Medical industry cyber breach statistics reveal an average of 6.2 vulnerabilities per medical device, at an average cost of $7.35 million per breach for U.S. companies.
NEW JERSEY (PRWEB) July 12, 2018
Wealth of Data and Device Vulnerabilities Drive Risk
Top 500 healthcare and critical infrastructure cybersecurity solution provider Sensato, co-founder of the Medical Device Cybersecurity Task Force, has issued a high alert for all organizations in the healthcare sector: Healthcare is among the most targeted industries for cyber attackers because of the wealth of data that can be accessed and the likelihood of vulnerabilities that provide openings for attackers.
The stakes are particularly high in the medical industry, as patient health and safety are at risk; practices to maintain older medical devices and update industry thinking about threat security measures are needed.
“While medical providers and technologists are committed to well-being, many simply don’t have full awareness of the volume of security threats presented to industry almost daily,” warns Sensato CEO John Gomez. “I meet with boards, administrators, and even chiefs of information security every week who work diligently, but still don’t have adequate protection in place because of the full scope of the threat.”
MEDICAL INDUSTRY CYBER BREACHES: IMPACT STATISTICS
- There is an average of 6.2 vulnerabilities per medical device
- About 60 percent of medical devices are at end-of-life stage, with no security patches or upgrades available
- The average organizational cost of a data breach for companies in the U.S. is $7.35 million
- The longer it takes to detect a breach, the more it costs – about $4 million more on average
- Cyber thieves target patient data because they can get top dollar for it -- $500 for a Medicare number, for example
- The FDA has already issued recalls of medical devices like pacemakers and insulin pumps that had security issues
“Every great new piece of connected technology introduces additional risk to any system,” says Gomez. “It’s our mission to help healthcare organizations safeguard the lives in their care by fortifying cybersecurity, with a particular focus on medical devices because of the vulnerabilities that we know they have.”

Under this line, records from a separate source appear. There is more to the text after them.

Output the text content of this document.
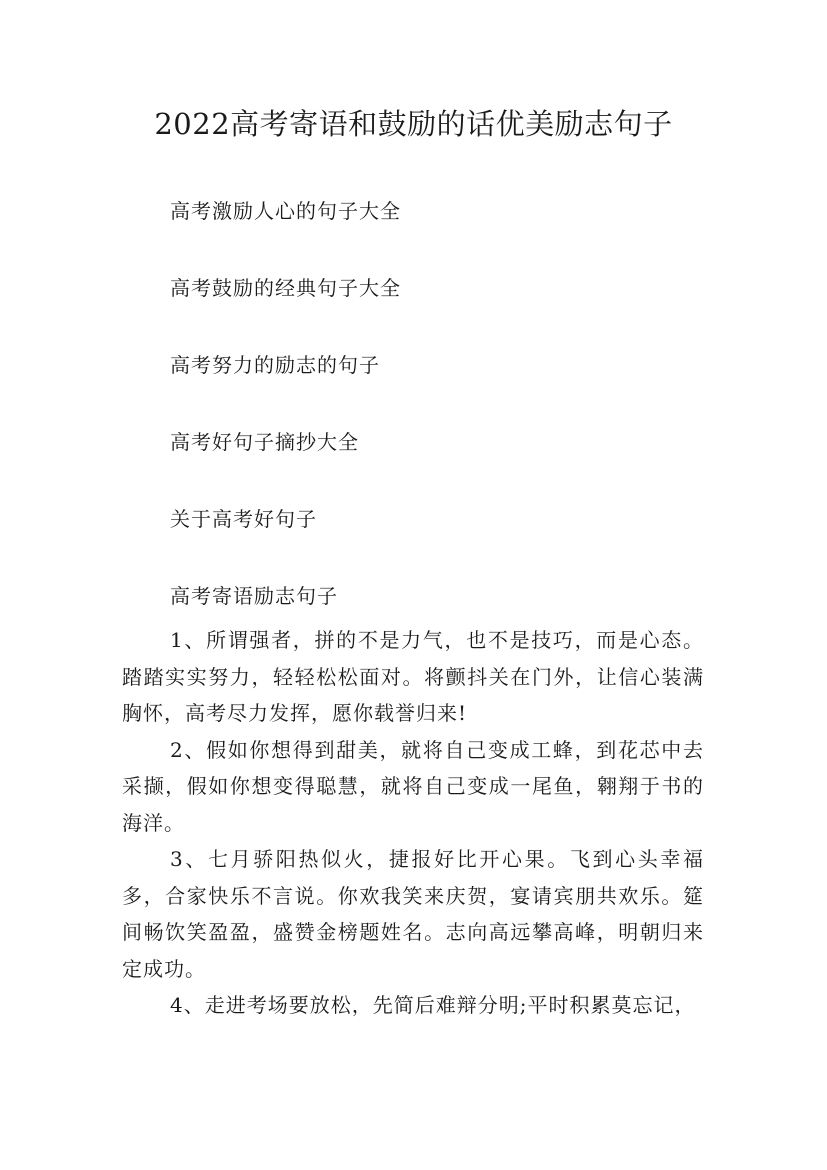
2022高考寄语和鼓励的话优美励志句子
高考激励人心的句子大全
高考鼓励的经典句子大全
高考努力的励志的句子
高考好句子摘抄大全
关于高考好句子
高考寄语励志句子

1、所谓强者，拼的不是力气，也不是技巧，而是心态。踏踏实实努力，轻轻松松面对。将颤抖关在门外，让信心装满胸怀，高考尽力发挥，愿你载誉归来!

2、假如你想得到甜美，就将自己变成工蜂，到花芯中去采撷，假如你想变得聪慧，就将自己变成一尾鱼，翱翔于书的海洋。

3、七月骄阳热似火，捷报好比开心果。飞到心头幸福多，合家快乐不言说。你欢我笑来庆贺，宴请宾朋共欢乐。筵间畅饮笑盈盈，盛赞金榜题姓名。志向高远攀高峰，明朝归来定成功。

4、走进考场要放松，先简后难辩分明;平时积累莫忘记，
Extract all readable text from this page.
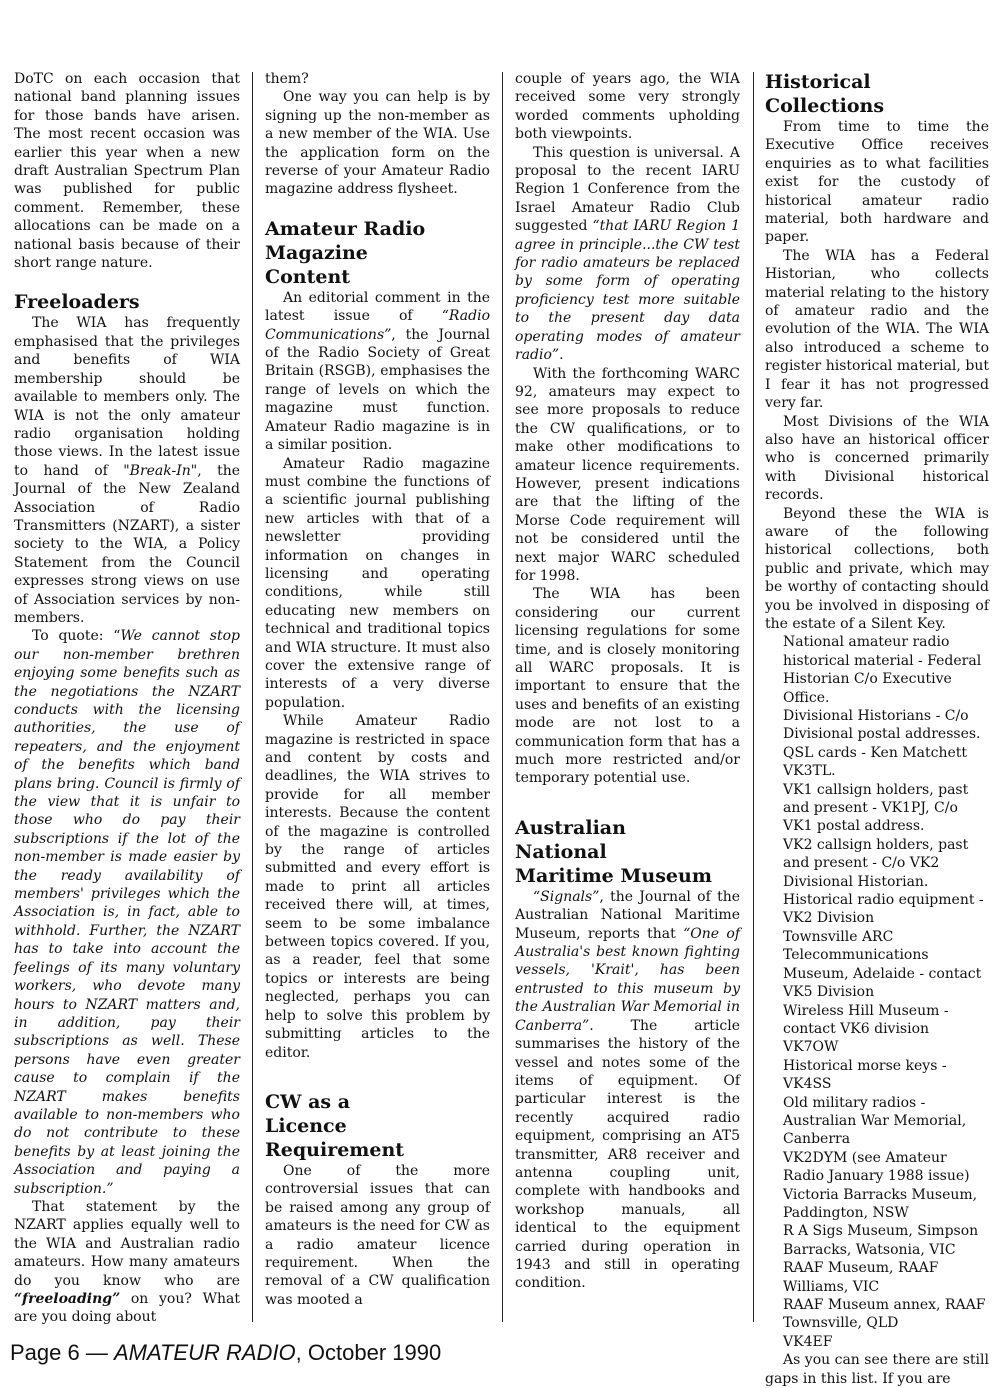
DoTC on each occasion that national band planning issues for those bands have arisen. The most recent occasion was earlier this year when a new draft Australian Spectrum Plan was published for public comment. Remember, these allocations can be made on a national basis because of their short range nature.

Freeloaders

The WIA has frequently emphasised that the privileges and benefits of WIA membership should be available to members only. The WIA is not the only amateur radio organisation holding those views. In the latest issue to hand of "Break-In", the Journal of the New Zealand Association of Radio Transmitters (NZART), a sister society to the WIA, a Policy Statement from the Council expresses strong views on use of Association services by non-members.

To quote: “We cannot stop our non-member brethren enjoying some benefits such as the negotiations the NZART conducts with the licensing authorities, the use of repeaters, and the enjoyment of the benefits which band plans bring. Council is firmly of the view that it is unfair to those who do pay their subscriptions if the lot of the non-member is made easier by the ready availability of members' privileges which the Association is, in fact, able to withhold. Further, the NZART has to take into account the feelings of its many voluntary workers, who devote many hours to NZART matters and, in addition, pay their subscriptions as well. These persons have even greater cause to complain if the NZART makes benefits available to non-members who do not contribute to these benefits by at least joining the Association and paying a subscription.”

That statement by the NZART applies equally well to the WIA and Australian radio amateurs. How many amateurs do you know who are “freeloading” on you? What are you doing about

them?

One way you can help is by signing up the non-member as a new member of the WIA. Use the application form on the reverse of your Amateur Radio magazine address flysheet.

Amateur Radio
Magazine
Content

An editorial comment in the latest issue of “Radio Communications”, the Journal of the Radio Society of Great Britain (RSGB), emphasises the range of levels on which the magazine must function. Amateur Radio magazine is in a similar position.

Amateur Radio magazine must combine the functions of a scientific journal publishing new articles with that of a newsletter providing information on changes in licensing and operating conditions, while still educating new members on technical and traditional topics and WIA structure. It must also cover the extensive range of interests of a very diverse population.

While Amateur Radio magazine is restricted in space and content by costs and deadlines, the WIA strives to provide for all member interests. Because the content of the magazine is controlled by the range of articles submitted and every effort is made to print all articles received there will, at times, seem to be some imbalance between topics covered. If you, as a reader, feel that some topics or interests are being neglected, perhaps you can help to solve this problem by submitting articles to the editor.

CW as a
Licence
Requirement

One of the more controversial issues that can be raised among any group of amateurs is the need for CW as a radio amateur licence requirement. When the removal of a CW qualification was mooted a

couple of years ago, the WIA received some very strongly worded comments upholding both viewpoints.

This question is universal. A proposal to the recent IARU Region 1 Conference from the Israel Amateur Radio Club suggested “that IARU Region 1 agree in principle...the CW test for radio amateurs be replaced by some form of operating proficiency test more suitable to the present day data operating modes of amateur radio”.

With the forthcoming WARC 92, amateurs may expect to see more proposals to reduce the CW qualifications, or to make other modifications to amateur licence requirements. However, present indications are that the lifting of the Morse Code requirement will not be considered until the next major WARC scheduled for 1998.

The WIA has been considering our current licensing regulations for some time, and is closely monitoring all WARC proposals. It is important to ensure that the uses and benefits of an existing mode are not lost to a communication form that has a much more restricted and/or temporary potential use.

Australian
National
Maritime Museum

“Signals”, the Journal of the Australian National Maritime Museum, reports that “One of Australia's best known fighting vessels, 'Krait', has been entrusted to this museum by the Australian War Memorial in Canberra”. The article summarises the history of the vessel and notes some of the items of equipment. Of particular interest is the recently acquired radio equipment, comprising an AT5 transmitter, AR8 receiver and antenna coupling unit, complete with handbooks and workshop manuals, all identical to the equipment carried during operation in 1943 and still in operating condition.

Historical
Collections

From time to time the Executive Office receives enquiries as to what facilities exist for the custody of historical amateur radio material, both hardware and paper.

The WIA has a Federal Historian, who collects material relating to the history of amateur radio and the evolution of the WIA. The WIA also introduced a scheme to register historical material, but I fear it has not progressed very far.

Most Divisions of the WIA also have an historical officer who is concerned primarily with Divisional historical records.

Beyond these the WIA is aware of the following historical collections, both public and private, which may be worthy of contacting should you be involved in disposing of the estate of a Silent Key.

National amateur radio historical material - Federal Historian C/o Executive Office.

Divisional Historians - C/o Divisional postal addresses.

QSL cards - Ken Matchett VK3TL.

VK1 callsign holders, past and present - VK1PJ, C/o VK1 postal address.

VK2 callsign holders, past and present - C/o VK2 Divisional Historian.

Historical radio equipment -VK2 Division

Townsville ARC

Telecommunications Museum, Adelaide - contact VK5 Division

Wireless Hill Museum - contact VK6 division

VK7OW

Historical morse keys - VK4SS

Old military radios - Australian War Memorial, Canberra

VK2DYM (see Amateur Radio January 1988 issue)

Victoria Barracks Museum, Paddington, NSW

R A Sigs Museum, Simpson Barracks, Watsonia, VIC

RAAF Museum, RAAF Williams, VIC

RAAF Museum annex, RAAF Townsville, QLD

VK4EF

As you can see there are still gaps in this list. If you are

Page 6 — AMATEUR RADIO, October 1990
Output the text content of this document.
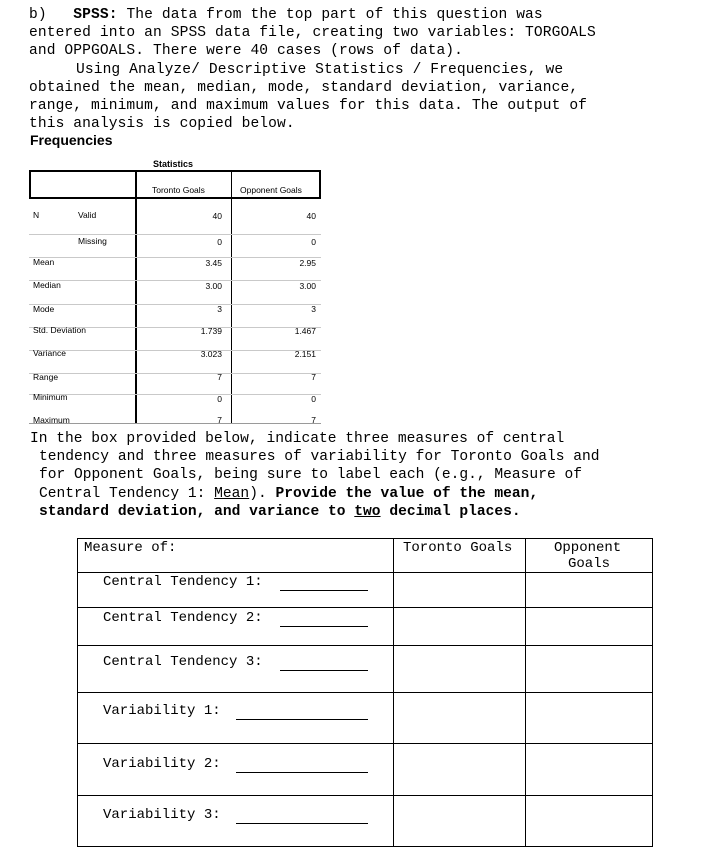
b) SPSS: The data from the top part of this question was

entered into an SPSS data file, creating two variables: TORGOALS

and OPPGOALS. There were 40 cases (rows of data).

Using Analyze/ Descriptive Statistics / Frequencies, we

obtained the mean, median, mode, standard deviation, variance,

range, minimum, and maximum values for this data. The output of

this analysis is copied below.

Frequencies
Statistics
Toronto Goals	Opponent Goals
N	Valid	40	40
Missing	0	0
Mean	3.45	2.95
Median	3.00	3.00
Mode	3	3
Std. Deviation	1.739	1.467
Variance	3.023	2.151
Range	7	7
Minimum	0	0
Maximum	7	7

In the box provided below, indicate three measures of central

tendency and three measures of variability for Toronto Goals and

for Opponent Goals, being sure to label each (e.g., Measure of

Central Tendency 1: Mean). Provide the value of the mean,

standard deviation, and variance to two decimal places.

Measure of:	Toronto Goals	Opponent
Goals
Central Tendency 1:
Central Tendency 2:
Central Tendency 3:
Variability 1:
Variability 2:
Variability 3:
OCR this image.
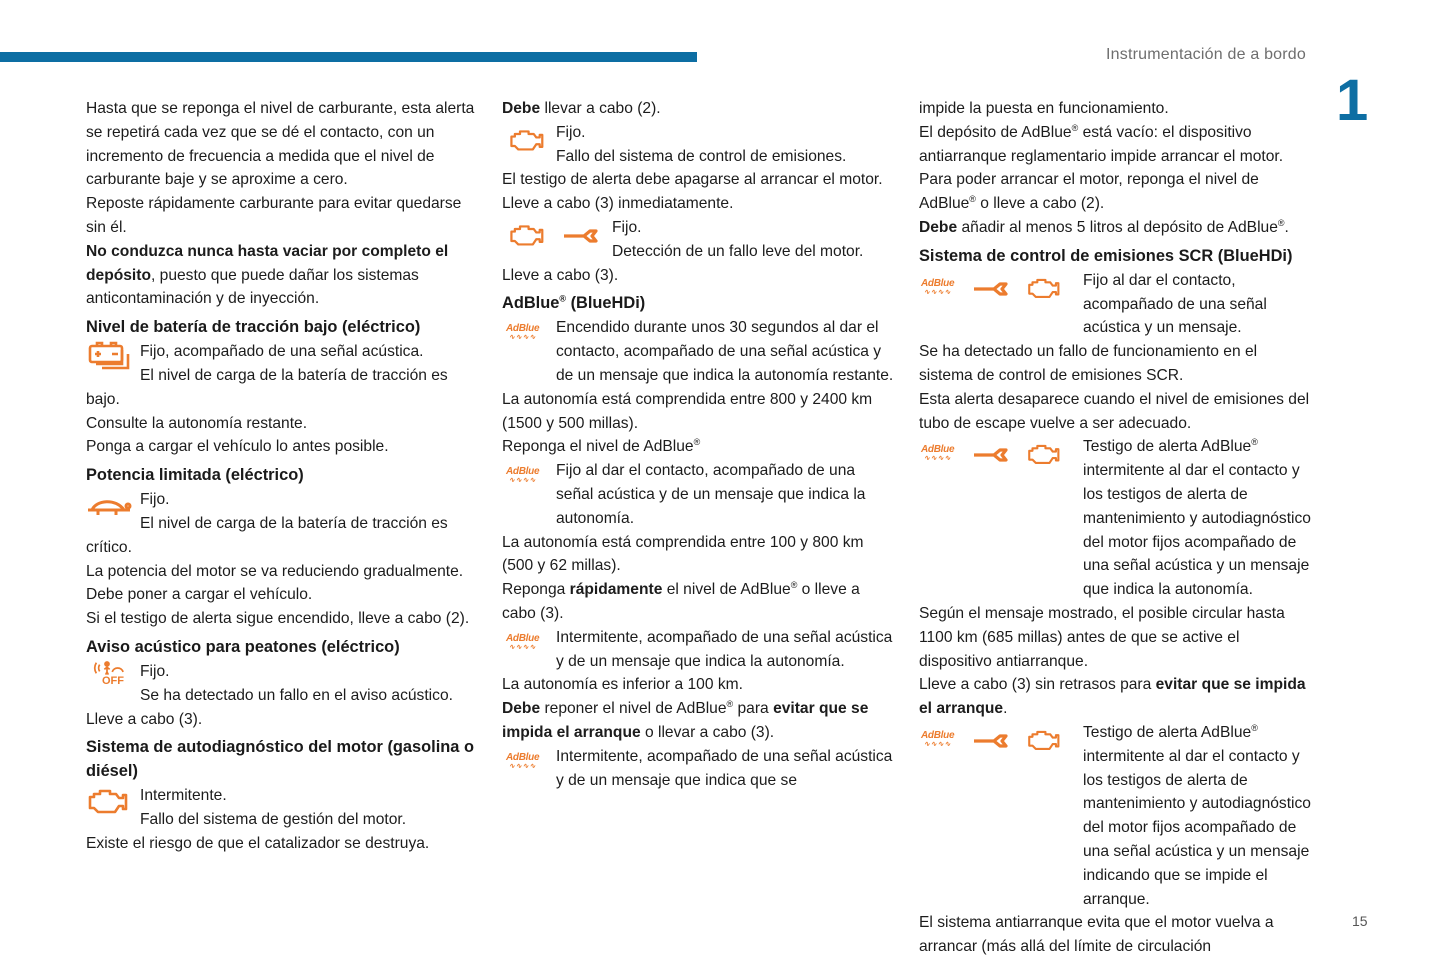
Instrumentación de a bordo
1
15

Hasta que se reponga el nivel de carburante, esta alerta se repetirá cada vez que se dé el contacto, con un incremento de frecuencia a medida que el nivel de carburante baje y se aproxime a cero.

Reposte rápidamente carburante para evitar quedarse sin él.

No conduzca nunca hasta vaciar por completo el depósito, puesto que puede dañar los sistemas anticontaminación y de inyección.

Nivel de batería de tracción bajo (eléctrico)

Fijo, acompañado de una señal acústica.

El nivel de carga de la batería de tracción es

bajo.

Consulte la autonomía restante.

Ponga a cargar el vehículo lo antes posible.

Potencia limitada (eléctrico)

Fijo.

El nivel de carga de la batería de tracción es

crítico.

La potencia del motor se va reduciendo gradualmente.

Debe poner a cargar el vehículo.

Si el testigo de alerta sigue encendido, lleve a cabo (2).

Aviso acústico para peatones (eléctrico)
OFF

Fijo.

Se ha detectado un fallo en el aviso acústico.

Lleve a cabo (3).

Sistema de autodiagnóstico del motor (gasolina o diésel)

Intermitente.

Fallo del sistema de gestión del motor.

Existe el riesgo de que el catalizador se destruya.

Debe llevar a cabo (2).

Fijo.

Fallo del sistema de control de emisiones.

El testigo de alerta debe apagarse al arrancar el motor.

Lleve a cabo (3) inmediatamente.

Fijo.

Detección de un fallo leve del motor.

Lleve a cabo (3).

AdBlue® (BlueHDi)
AdBlue
∿∿∿∿

Encendido durante unos 30 segundos al dar el contacto, acompañado de una señal acústica y de un mensaje que indica la autonomía restante.

La autonomía está comprendida entre 800 y 2400 km (1500 y 500 millas).

Reponga el nivel de AdBlue®

AdBlue
∿∿∿∿

Fijo al dar el contacto, acompañado de una señal acústica y de un mensaje que indica la autonomía.

La autonomía está comprendida entre 100 y 800 km (500 y 62 millas).

Reponga rápidamente el nivel de AdBlue® o lleve a cabo (3).

AdBlue
∿∿∿∿

Intermitente, acompañado de una señal acústica y de un mensaje que indica la autonomía.

La autonomía es inferior a 100 km.

Debe reponer el nivel de AdBlue® para evitar que se impida el arranque o llevar a cabo (3).

AdBlue
∿∿∿∿

Intermitente, acompañado de una señal acústica y de un mensaje que indica que se

impide la puesta en funcionamiento.

El depósito de AdBlue® está vacío: el dispositivo antiarranque reglamentario impide arrancar el motor.

Para poder arrancar el motor, reponga el nivel de AdBlue® o lleve a cabo (2).

Debe añadir al menos 5 litros al depósito de AdBlue®.

Sistema de control de emisiones SCR (BlueHDi)
AdBlue
∿∿∿∿

Fijo al dar el contacto, acompañado de una señal acústica y un mensaje.

Se ha detectado un fallo de funcionamiento en el sistema de control de emisiones SCR.

Esta alerta desaparece cuando el nivel de emisiones del tubo de escape vuelve a ser adecuado.

AdBlue
∿∿∿∿

Testigo de alerta AdBlue® intermitente al dar el contacto y los testigos de alerta de mantenimiento y autodiagnóstico del motor fijos acompañado de una señal acústica y un mensaje que indica la autonomía.

Según el mensaje mostrado, el posible circular hasta 1100 km (685 millas) antes de que se active el dispositivo antiarranque.

Lleve a cabo (3) sin retrasos para evitar que se impida el arranque.

AdBlue
∿∿∿∿

Testigo de alerta AdBlue® intermitente al dar el contacto y los testigos de alerta de mantenimiento y autodiagnóstico del motor fijos acompañado de una señal acústica y un mensaje indicando que se impide el arranque.

El sistema antiarranque evita que el motor vuelva a arrancar (más allá del límite de circulación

SENSATO CYBERSECURITY PROTECTION RECCOMENDATIONS:
- Assess the risks associated with all medical devices, including risk assessment and security certification from device manufacturers
- Develop an incident response platform
- Make every employee a human firewall by training them in cybersecurity risks and incident response protocols
- Enroll in an ISAO (Information Sharing and Analysis Organization) for access to shared threat intelligence
- Monitor medical devices and networks for anomalies and breaches
- Install a honeypot so you can analyze and address an attack
Sensato is a founding member of the Medical Device Cybersecurity Task Force, conducting ongoing medical device cybersecurity research and threat assessment. Sensato created MD-COP to provide a single, comprehensive security solution that addresses the administrative, technical, and operational requirements of HIPAA, NIST 800-53, and FDA Post-Market Guidance for Medical Device Cybersecurity.
Sensato is top-500 cybersecurity innovator located in Red Bank, New Jersey. Founded in 2013, Sensato provides risk assessment, penetration testing, security operations, executive guidance, and software. CEO and founder John Gomez is an internationally-known cybersecurity expert, author, and speaker. Sensato’s programs, systems, services, training, and intelligence gathering are the product of designing the highest level of security for those who provide critical services that impact human health and safety: healthcare, medical, pharmacological, and related organizations; law enforcement, fire, and emergency services; clean water, power, and heat providers.